Indira mundur selangkah saat mendengar pernyataan pria yang sangat dia hindari itu. "Mas Fajar?" Indira sanksi, dia bertanya untuk mengetahui apakah pria itu benar-benar mantan kekasihnya 

"Iya, Sayang!" jawabnya dengan wajah yang memancarkan kebahagiaan.

"Stop Mas Fajar. Aku gak mau kamu dekat-dekat aku. Siapa pun kamu, jangan ganggu aku!! Untuk yang terakhir kalinya, jangan panggil aku dengan kata-kata menjijikan itu!" Indira berjalan mendahului meskipun dia mual dan akan tumbang secepatnya.

Melihat masa lalu yang pernah membuatnya sakit hati tak pernah bisa dia bayangkan. Namun, sekarang kondisinya tak memungkinkan. Indira didera pusing teramat sangat. Pandangan wanita itu berkabut dan gelap. Dia limbung dan jatuh ke lantai. Kesadarannya langsung melemah.

Fajar yang masih memperhatikannya sejak tadi, terkejut dengan apa yang terjadi. Dia langsung berlari mendekat dan meraih tubuh mantan kekasihnya itu. Walaupun sudah tak punya tenaga, tetap saja Indira inginenolak, tetapi Fajar tak menghiraukannya dan lebih memilih untuk menggendong Indira agar mendapat tindakan medis.

***

Indira bangun setelah dua jam berlalu. Dia masih pusing, tetapi tak seperti tadi. Tubuhnya terasa lebih enteng. Saat ingin beranjak dari tidurnya, Indira melihat ke samping kiri, dia mendapati sosok Fajar sedang tidur sambil menggenggam tangannya. Refleks, wanita tersebut, menarik tangannya. Hal itu membuat Fajar terbangun. Mata pria itu memandang Indira dengan lembut.

"Kenapa aku dan kamu bisa satu ruangan kayak gini?" tanya Indira dengan wajah muram. 

Fajar tersenyum tipis. "Kamu pingsan. Aku mau ucapin selamat, Sayang. Kamu sedang mengandung." Fajar mengatakannya juga walaupun ini berat untuknya.

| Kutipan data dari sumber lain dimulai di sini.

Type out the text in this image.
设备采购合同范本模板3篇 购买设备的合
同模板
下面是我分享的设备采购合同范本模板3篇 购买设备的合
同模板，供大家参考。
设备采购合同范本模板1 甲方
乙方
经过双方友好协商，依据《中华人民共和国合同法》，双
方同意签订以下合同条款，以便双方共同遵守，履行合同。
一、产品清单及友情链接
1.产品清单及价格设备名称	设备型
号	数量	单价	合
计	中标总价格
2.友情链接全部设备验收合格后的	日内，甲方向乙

Indira terkejut dan tangannya langsung memegang perut. Dia tak menyangka ini semua bisa terjadi. Hamil di tengah keadaan runyam. Hamil ini malah terasa beban untuknya.

"Enggak. Aku gak mau hamil! Ini gak mungkin!" Indira hendak memukul perutnya, tetapi Fajar segera memegang tangannya dan membawa Indira ke pelukannya.

"Kenapa kamu gak bahagia? Apa yang terjadi Indira." Fajar menghentikan perbuatan Indira yang membahayakan janinya itu.

Kali ini Indira tak melawan apa yang dilakukan oleh Fajar. Dia menggenggam erat tangan pria itu dan tangisannya langsung pecah saat ini juga. Entah apa yang akan terjadi bila dia hamil dalam tekanan seperti ini. Masalah semakin runyam saat dia mengandung. Karena Indira tak pernah sehat saat berbadan dua. Dia akan mual sepanjang waktu dan pusing juga seperti tadi. 

"Kamu perlu bed rest. Jangan banyak gerak dan beraktivitas." Fajar masih mendekap Indira dan mengelus kepada wanita yang pernah mengisi waktunya itu. Dia tak tahan untuk mendekati wanita tersebut.

Inginnya Fajar menemani Indira terus, tetapi dia ada jadwal kunjungan pasien. Fajar melepas dekapannya dan dia menatap dalam mata wanita itu. Mencoba mencari rasa cinta yang tersisa untuknya. Namun, jika Indira memang terus mengatakan kalau dia membencinya, Fajar akan tetap memperjuangkan perasaannya yang tak berubah hingga kini.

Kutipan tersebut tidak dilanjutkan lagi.